I have been learning touch typing for a while now. It is a valuable endeavor. The practice entails flexibility, and by reflecting on my behavior, I am witnessing patterns and extracting lessons. The lessons won’t apply everywhere. So, I am trying to identify their usefulness, as well as the context where each brings the most benefit.
A tool could be described as a continuum of its users when it is being used appropriately. The fluency of use facilitates the task and leaves room for creativity in the performance. Likewise, each problem the user faces with the tool hinders his ability to focus deeply on the outcome. He might spend most of his time struggling with the tool instead of solving the problem.
Activities, as rigid as typing, could benefit from this view of tooling. When shaped as a tool, typing moves expressions from the mind to the computer. Mastering its intricacies makes the translation process straightforward and eliminates wasted time and additional energy. This turns out to be quite useful to me. I was working toward internalizing habits such as writing and taking notes while reading. Typing them quickly has been helping me to keep focus and avoid breaking up my line of thought.
Another lesson I learned from touch typing is how ‘Less is more’ works in the real world. The less I focus on speed and put more effort into pressing the right keys, the faster I type. This translates very well to the world of programming. When I rush, I make decisions that turn out to be a bad fit in the system as a whole.

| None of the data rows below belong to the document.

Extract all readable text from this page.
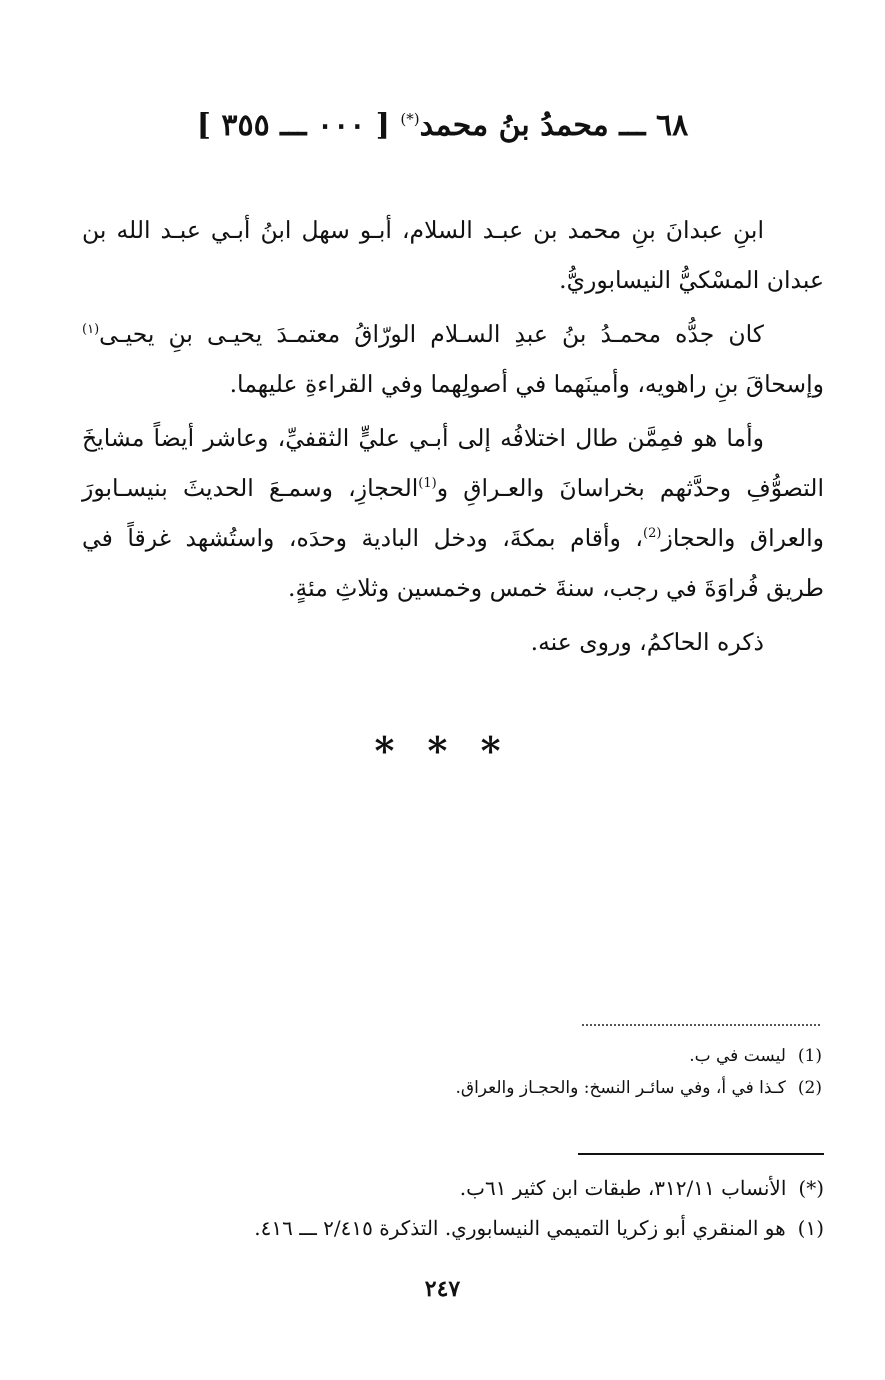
٦٨ ـــ محمدُ بنُ محمد(*) [ ٠٠٠ ـــ ٣٥٥ ]

ابنِ عبدانَ بنِ محمد بن عبـد السلام، أبـو سهل ابنُ أبـي عبـد الله بن عبدان المسْكيُّ النيسابوريُّ.

كان جدُّه محمـدُ بنُ عبدِ السـلام الورّاقُ معتمـدَ يحيـى بنِ يحيـى$^{(١)}$ وإسحاقَ بنِ راهويه، وأمينَهما في أصولِهما وفي القراءةِ عليهما.

وأما هو فمِمَّن طال اختلافُه إلى أبـي عليٍّ الثقفيِّ، وعاشر أيضاً مشايخَ التصوُّفِ وحدَّثهم بخراسانَ والعـراقِ و$^{(1)}$الحجازِ، وسمـعَ الحديثَ بنيسـابورَ والعراق والحجاز$^{(2)}$، وأقام بمكةَ، ودخل البادية وحدَه، واستُشهد غرقاً في طريق فُراوَةَ في رجب، سنةَ خمس وخمسين وثلاثِ مئةٍ.

ذكره الحاكمُ، وروى عنه.

* * *
(1)ليست في ب.
(2)كـذا في أ، وفي سائـر النسخ: والحجـاز والعراق.
(*)الأنساب ٣١٢/١١، طبقات ابن كثير ٦١ب.
(١)هو المنقري أبو زكريا التميمي النيسابوري. التذكرة ٢/٤١٥ ـــ ٤١٦.
٢٤٧
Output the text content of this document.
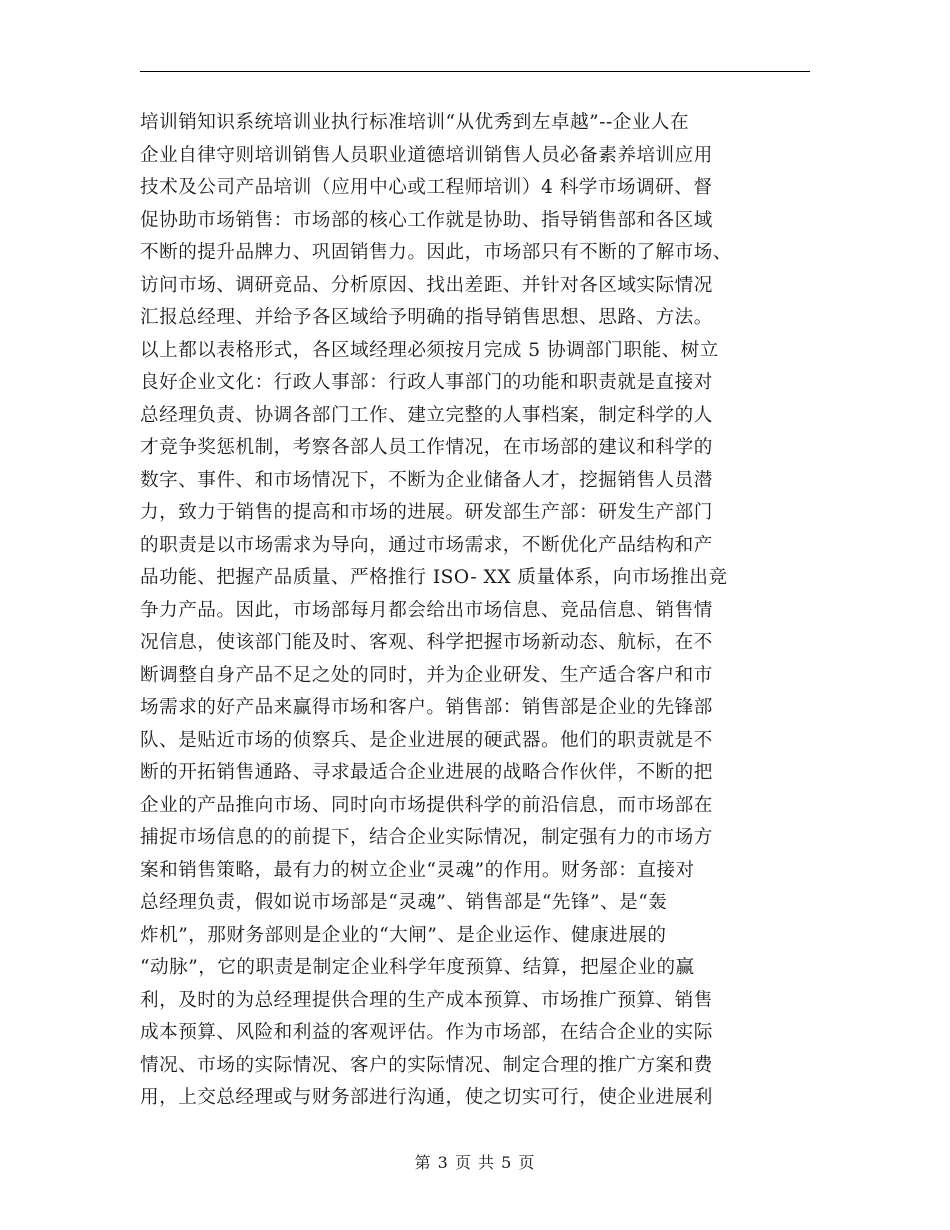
培训销知识系统培训业执行标准培训“从优秀到左卓越”--企业人在
企业自律守则培训销售人员职业道德培训销售人员必备素养培训应用
技术及公司产品培训（应用中心或工程师培训）4 科学市场调研、督
促协助市场销售：市场部的核心工作就是协助、指导销售部和各区域
不断的提升品牌力、巩固销售力。因此，市场部只有不断的了解市场、
访问市场、调研竞品、分析原因、找出差距、并针对各区域实际情况
汇报总经理、并给予各区域给予明确的指导销售思想、思路、方法。
以上都以表格形式，各区域经理必须按月完成 5 协调部门职能、树立
良好企业文化：行政人事部：行政人事部门的功能和职责就是直接对
总经理负责、协调各部门工作、建立完整的人事档案，制定科学的人
才竞争奖惩机制，考察各部人员工作情况，在市场部的建议和科学的
数字、事件、和市场情况下，不断为企业储备人才，挖掘销售人员潜
力，致力于销售的提高和市场的进展。研发部生产部：研发生产部门
的职责是以市场需求为导向，通过市场需求，不断优化产品结构和产
品功能、把握产品质量、严格推行 ISO- XX 质量体系，向市场推出竞
争力产品。因此，市场部每月都会给出市场信息、竞品信息、销售情
况信息，使该部门能及时、客观、科学把握市场新动态、航标，在不
断调整自身产品不足之处的同时，并为企业研发、生产适合客户和市
场需求的好产品来赢得市场和客户。销售部：销售部是企业的先锋部
队、是贴近市场的侦察兵、是企业进展的硬武器。他们的职责就是不
断的开拓销售通路、寻求最适合企业进展的战略合作伙伴，不断的把
企业的产品推向市场、同时向市场提供科学的前沿信息，而市场部在
捕捉市场信息的的前提下，结合企业实际情况，制定强有力的市场方
案和销售策略，最有力的树立企业“灵魂”的作用。财务部：直接对
总经理负责，假如说市场部是“灵魂”、销售部是“先锋”、是“轰
炸机”，那财务部则是企业的“大闸”、是企业运作、健康进展的
“动脉”，它的职责是制定企业科学年度预算、结算，把屋企业的赢
利，及时的为总经理提供合理的生产成本预算、市场推广预算、销售
成本预算、风险和利益的客观评估。作为市场部，在结合企业的实际
情况、市场的实际情况、客户的实际情况、制定合理的推广方案和费
用，上交总经理或与财务部进行沟通，使之切实可行，使企业进展利
第 3 页 共 5 页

As a programmer, I type far less code as I acquire more experience and learn new approaches to dealing with problems. Optimizing for typing speed is not a reasonable idea, even when I am late in the schedule. However, typing fast is nice for running experiments and checking hypotheses. If the code is not simple, it is hard to put it all in my mind while changing it. I should validate the assumptions I am making about the behavior of the system soon. This is useful when I am exploring a new code base or when I work on a code base I never worked on before.

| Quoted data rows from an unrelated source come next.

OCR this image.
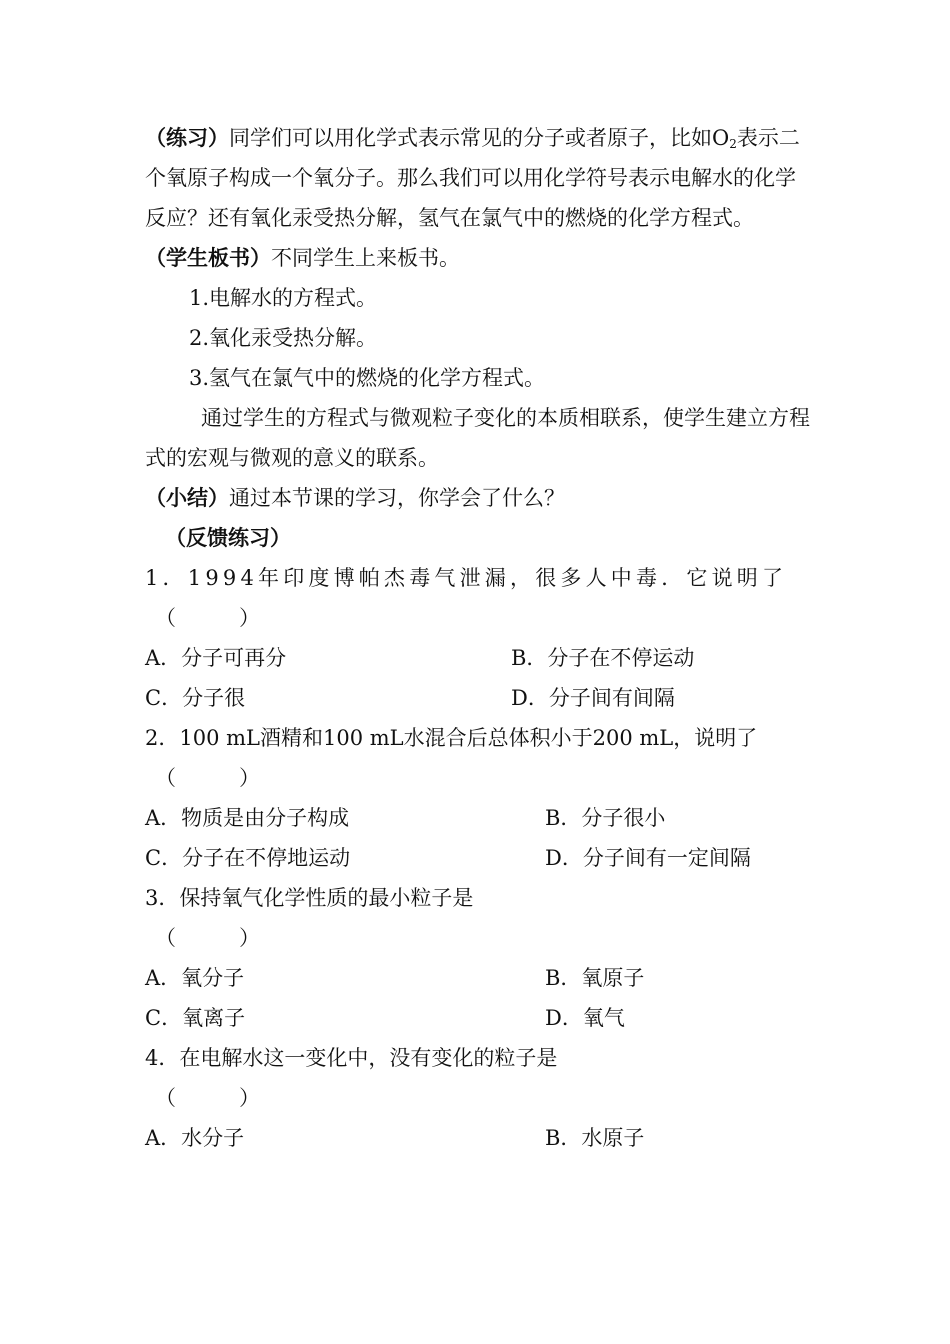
（练习）同学们可以用化学式表示常见的分子或者原子，比如$O_2$表示二个氧原子构成一个氧分子。那么我们可以用化学符号表示电解水的化学反应？还有氧化汞受热分解，氢气在氯气中的燃烧的化学方程式。

（学生板书）不同学生上来板书。

1.电解水的方程式。

2.氧化汞受热分解。

3.氢气在氯气中的燃烧的化学方程式。

通过学生的方程式与微观粒子变化的本质相联系，使学生建立方程式的宏观与微观的意义的联系。

（小结）通过本节课的学习，你学会了什么？

（反馈练习）

1．1994年印度博帕杰毒气泄漏，很多人中毒．它说明了

（　　　）

A．分子可再分	B．分子在不停运动
C．分子很	D．分子间有间隔

2．100 mL酒精和100 mL水混合后总体积小于200 mL，说明了

（　　　）

A．物质是由分子构成	B．分子很小
C．分子在不停地运动	D．分子间有一定间隔

3．保持氧气化学性质的最小粒子是

（　　　）

A．氧分子	B．氧原子
C．氧离子	D．氧气

4．在电解水这一变化中，没有变化的粒子是

（　　　）

A．水分子	B．水原子
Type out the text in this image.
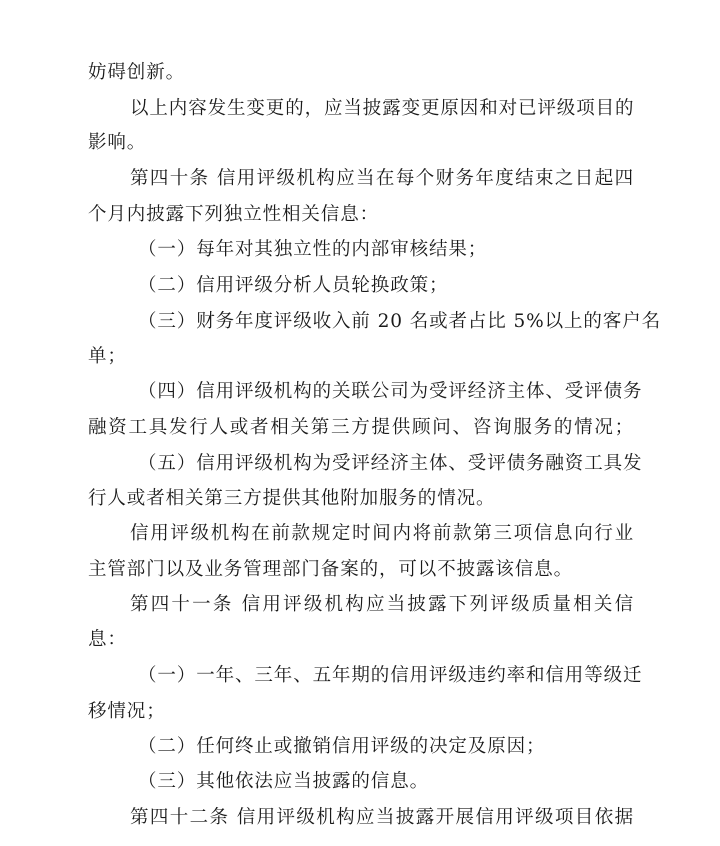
妨碍创新。
以上内容发生变更的，应当披露变更原因和对已评级项目的
影响。
第四十条 信用评级机构应当在每个财务年度结束之日起四
个月内披露下列独立性相关信息：
（一）每年对其独立性的内部审核结果；
（二）信用评级分析人员轮换政策；
（三）财务年度评级收入前 20 名或者占比 5%以上的客户名
单；
（四）信用评级机构的关联公司为受评经济主体、受评债务
融资工具发行人或者相关第三方提供顾问、咨询服务的情况；
（五）信用评级机构为受评经济主体、受评债务融资工具发
行人或者相关第三方提供其他附加服务的情况。
信用评级机构在前款规定时间内将前款第三项信息向行业
主管部门以及业务管理部门备案的，可以不披露该信息。
第四十一条 信用评级机构应当披露下列评级质量相关信
息：
（一）一年、三年、五年期的信用评级违约率和信用等级迁
移情况；
（二）任何终止或撤销信用评级的决定及原因；
（三）其他依法应当披露的信息。
第四十二条 信用评级机构应当披露开展信用评级项目依据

I find aspects of the actual code that I have missed only late. I can spot fallacies early when I make hypotheses about the existing code and test them before going on with a series of thoughts. Typing fast here helps me write automated checks, knowing that I will throw away some lines of code, if not most of them, in the pursuit of learning.
By the way, it is not unusual for me to rewrite or remove lines of code I wrote. There is a lot of value in that if we take away the evasive belief that effort is correlated with progress.